Where to start is the big question though. I guess I could talk about how Katie and Justine have begun to get fed up with me not having time for them. It's not my fault though! Sometimes a girl needs to be there for her family and if losing her friends is the price, so be it. If they were my true friends they would understand and with that said, they're arse wagons.

Next up would be Evan. I've been doing a lot more 'undercover' work, following him around some more, snooping around his room again, and talking to his teachers when I get the time to go down there. I think my best bet was the teachers though 'cause they told me Evan would constantly be getting into verbal fights. It was weird at first but when I asked about his friends she shot down Deven and Andy, stating Deven had moved away and Andy never talked to Evan once. What I was able to get out of her was that he hung out a lot with a girl named Cassie. I would like to believe that this girl is the one who came to my party. Correct me if I'm wrong but usually if a little boy hangs out with a little girl he likes her a little, right? Ugh, who would have thought my now 12 year old brother would be such a drama fest.

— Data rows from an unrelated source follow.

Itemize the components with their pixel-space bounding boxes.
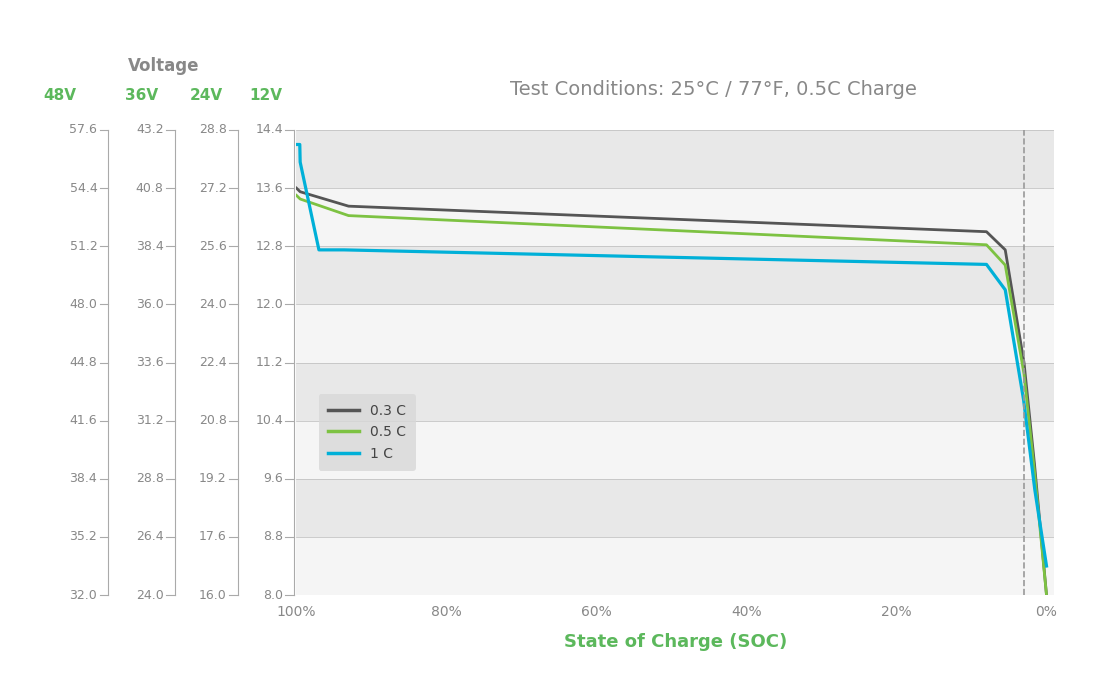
- Text: 25.6: 25.6: [199, 239, 227, 253]
- Text: 32.0: 32.0: [70, 588, 97, 602]
- Text: 14.4: 14.4: [255, 123, 283, 137]
- Text: 24V: 24V: [190, 88, 222, 103]
- Text: 13.6: 13.6: [255, 181, 283, 195]
- Text: 36V: 36V: [125, 88, 158, 103]
- Text: 11.2: 11.2: [255, 356, 283, 369]
- Text: 48V: 48V: [43, 88, 76, 103]
- Text: 26.4: 26.4: [136, 530, 164, 544]
- Text: 43.2: 43.2: [136, 123, 164, 137]
- Text: 20.8: 20.8: [199, 414, 227, 428]
- Text: 12V: 12V: [250, 88, 282, 103]
- Bar: [296, 363, 1054, 421]
- Text: 54.4: 54.4: [70, 181, 97, 195]
- Bar: [296, 130, 1054, 188]
- Text: 9.6: 9.6: [263, 472, 283, 486]
- Text: 48.0: 48.0: [70, 298, 97, 311]
- Text: Voltage: Voltage: [128, 57, 199, 75]
- Text: 16.0: 16.0: [199, 588, 227, 602]
- Bar: [296, 537, 1054, 595]
- X-axis label: State of Charge (SOC): State of Charge (SOC): [564, 633, 786, 650]
- Text: 12.0: 12.0: [255, 298, 283, 311]
- Bar: [296, 246, 1054, 304]
- Text: 51.2: 51.2: [70, 239, 97, 253]
- Text: 38.4: 38.4: [136, 239, 164, 253]
- Text: 33.6: 33.6: [136, 356, 164, 369]
- Bar: [296, 479, 1054, 537]
- Text: 38.4: 38.4: [70, 472, 97, 486]
- Text: 27.2: 27.2: [199, 181, 227, 195]
- Text: 8.8: 8.8: [263, 530, 283, 544]
- Legend: 0.3 C, 0.5 C, 1 C: 0.3 C, 0.5 C, 1 C: [319, 394, 416, 471]
- Text: 41.6: 41.6: [70, 414, 97, 428]
- Text: 22.4: 22.4: [199, 356, 227, 369]
- Text: 10.4: 10.4: [255, 414, 283, 428]
- Text: 8.0: 8.0: [263, 588, 283, 602]
- Text: Test Conditions: 25°C / 77°F, 0.5C Charge: Test Conditions: 25°C / 77°F, 0.5C Charg…: [510, 80, 917, 99]
- Text: 44.8: 44.8: [70, 356, 97, 369]
- Text: 40.8: 40.8: [136, 181, 164, 195]
- Bar: [296, 421, 1054, 479]
- Text: 24.0: 24.0: [199, 298, 227, 311]
- Text: 35.2: 35.2: [70, 530, 97, 544]
- Text: 28.8: 28.8: [199, 123, 227, 137]
- Text: 17.6: 17.6: [199, 530, 227, 544]
- Bar: [296, 188, 1054, 246]
- Text: 57.6: 57.6: [70, 123, 97, 137]
- Text: 19.2: 19.2: [199, 472, 227, 486]
- Text: 24.0: 24.0: [136, 588, 164, 602]
- Text: 28.8: 28.8: [136, 472, 164, 486]
- Bar: [296, 304, 1054, 363]
- Text: 12.8: 12.8: [255, 239, 283, 253]
- Text: 31.2: 31.2: [136, 414, 164, 428]
- Text: 36.0: 36.0: [136, 298, 164, 311]
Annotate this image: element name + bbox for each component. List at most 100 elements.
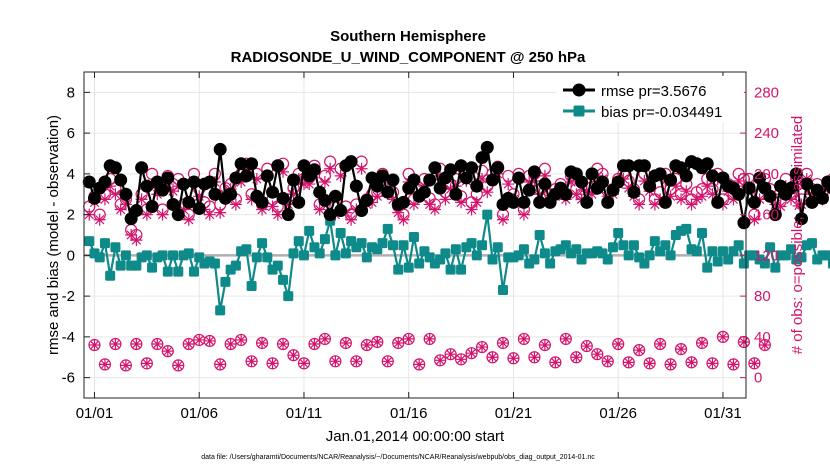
obs-assimilated-point bbox=[277, 165, 290, 178]
bias-point bbox=[246, 280, 257, 291]
obs-bottom-star bbox=[570, 351, 582, 363]
rmse-point bbox=[664, 173, 678, 187]
bias-point bbox=[492, 242, 503, 253]
obs-bottom-star bbox=[246, 355, 258, 367]
obs-assimilated-point bbox=[805, 188, 818, 201]
rmse-point bbox=[789, 167, 803, 181]
obs-bottom-star bbox=[88, 339, 100, 351]
obs-assimilated-point bbox=[271, 208, 284, 221]
bias-point bbox=[110, 242, 121, 253]
rmse-point bbox=[396, 195, 410, 209]
y-left-tick-label: -4 bbox=[62, 329, 75, 346]
rmse-point bbox=[711, 195, 725, 209]
bias-point bbox=[628, 240, 639, 251]
rmse-point bbox=[643, 179, 657, 193]
bias-point bbox=[288, 248, 299, 259]
obs-bottom-star bbox=[686, 356, 698, 368]
rmse-point bbox=[747, 195, 761, 209]
obs-bottom-star bbox=[256, 337, 268, 349]
obs-assimilated-point bbox=[214, 206, 227, 219]
y-right-tick-label: 280 bbox=[754, 84, 779, 101]
rmse-point bbox=[344, 155, 358, 169]
bias-point bbox=[471, 250, 482, 261]
bias-point bbox=[827, 258, 830, 269]
obs-assimilated-point bbox=[774, 200, 787, 213]
bias-point bbox=[382, 223, 393, 234]
obs-bottom-star bbox=[267, 357, 279, 369]
bias-point bbox=[257, 238, 268, 249]
obs-bottom-star bbox=[350, 355, 362, 367]
obs-assimilated-point bbox=[104, 180, 117, 193]
bias-point bbox=[786, 244, 797, 255]
bias-point bbox=[477, 240, 488, 251]
x-tick-label: 01/31 bbox=[704, 405, 742, 422]
obs-bottom-star bbox=[633, 344, 645, 356]
obs-bottom-star bbox=[623, 356, 635, 368]
obs-bottom-star bbox=[654, 338, 666, 350]
y-left-tick-label: 0 bbox=[67, 247, 75, 264]
bias-point bbox=[529, 254, 540, 265]
rmse-point bbox=[156, 183, 170, 197]
x-tick-label: 01/11 bbox=[286, 405, 322, 422]
rmse-point bbox=[376, 169, 390, 183]
obs-assimilated-point bbox=[748, 213, 761, 226]
obs-assimilated-point bbox=[727, 193, 740, 206]
x-axis-label: Jan.01,2014 00:00:00 start bbox=[326, 428, 505, 445]
obs-assimilated-point bbox=[250, 172, 263, 185]
y-left-tick-label: -6 bbox=[62, 370, 75, 387]
obs-bottom-star bbox=[120, 359, 132, 371]
bias-point bbox=[147, 262, 158, 273]
bias-point bbox=[173, 266, 184, 277]
obs-assimilated-point bbox=[481, 186, 494, 199]
bias-point bbox=[209, 258, 220, 269]
bias-point bbox=[298, 250, 309, 261]
rmse-point bbox=[522, 183, 536, 197]
obs-bottom-star bbox=[539, 339, 551, 351]
obs-assimilated-point bbox=[177, 203, 190, 216]
y-right-tick-label: 120 bbox=[754, 247, 779, 264]
rmse-point bbox=[224, 187, 238, 201]
rmse-point bbox=[234, 157, 248, 171]
rmse-point bbox=[795, 212, 809, 226]
bias-point bbox=[539, 248, 550, 259]
obs-bottom-star bbox=[235, 334, 247, 346]
obs-assimilated-point bbox=[732, 175, 745, 188]
bias-point bbox=[534, 230, 545, 240]
y-left-tick-label: -2 bbox=[62, 288, 75, 305]
rmse-point bbox=[145, 199, 159, 213]
rmse-point bbox=[297, 159, 311, 173]
x-tick-label: 01/06 bbox=[180, 405, 218, 422]
rmse-point bbox=[732, 187, 746, 201]
rmse-point bbox=[108, 161, 122, 175]
rmse-point bbox=[114, 173, 128, 187]
rmse-point bbox=[208, 187, 222, 201]
rmse-point bbox=[768, 208, 782, 222]
rmse-point bbox=[281, 208, 295, 222]
bias-point bbox=[697, 227, 708, 238]
obs-bottom-series bbox=[88, 330, 771, 372]
obs-bottom-star bbox=[665, 358, 677, 370]
bias-point bbox=[215, 305, 226, 316]
rmse-point bbox=[658, 195, 672, 209]
chart-title-line1: Southern Hemisphere bbox=[330, 28, 486, 45]
obs-bottom-star bbox=[424, 333, 436, 345]
rmse-point bbox=[187, 175, 201, 189]
bias-point bbox=[765, 242, 776, 253]
bias-point bbox=[649, 236, 660, 247]
obs-assimilated-point bbox=[439, 193, 452, 206]
rmse-point bbox=[423, 173, 437, 187]
bias-point bbox=[806, 238, 817, 249]
obs-assimilated-point bbox=[407, 198, 420, 211]
bias-point bbox=[278, 274, 289, 285]
legend-bias-label: bias pr=-0.034491 bbox=[601, 104, 722, 121]
obs-bottom-star bbox=[518, 333, 530, 345]
bias-point bbox=[497, 285, 508, 296]
bias-point bbox=[717, 246, 728, 257]
rmse-point bbox=[182, 195, 196, 209]
obs-assimilated-point bbox=[355, 162, 368, 175]
obs-assimilated-point bbox=[193, 190, 206, 203]
bias-point bbox=[393, 264, 404, 275]
bias-point bbox=[822, 250, 830, 261]
bias-point bbox=[482, 209, 493, 220]
y-right-tick-label: 80 bbox=[754, 288, 771, 305]
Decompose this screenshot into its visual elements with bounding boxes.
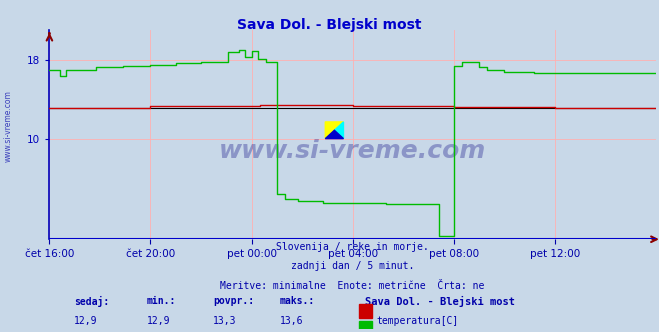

I'm not too sure that I had ever really talked to you about this but I think it's time I informed you of the whole ordeal going on with my moms boyfriend, James. I think I said before that he was a good guy and he still is but it's all his bad choices that have me neglecting to look at how he treats my mom. I've tried, a lot, to push past it but every time I work up the courage it's like that devil on my shoulder is telling me this is all wrong and I need to fight for what I believe in. Personally I just want to forgive and forget but I can't shake the feeling that he is going to screw up again the minute that I let him back in. I'm childish, I know.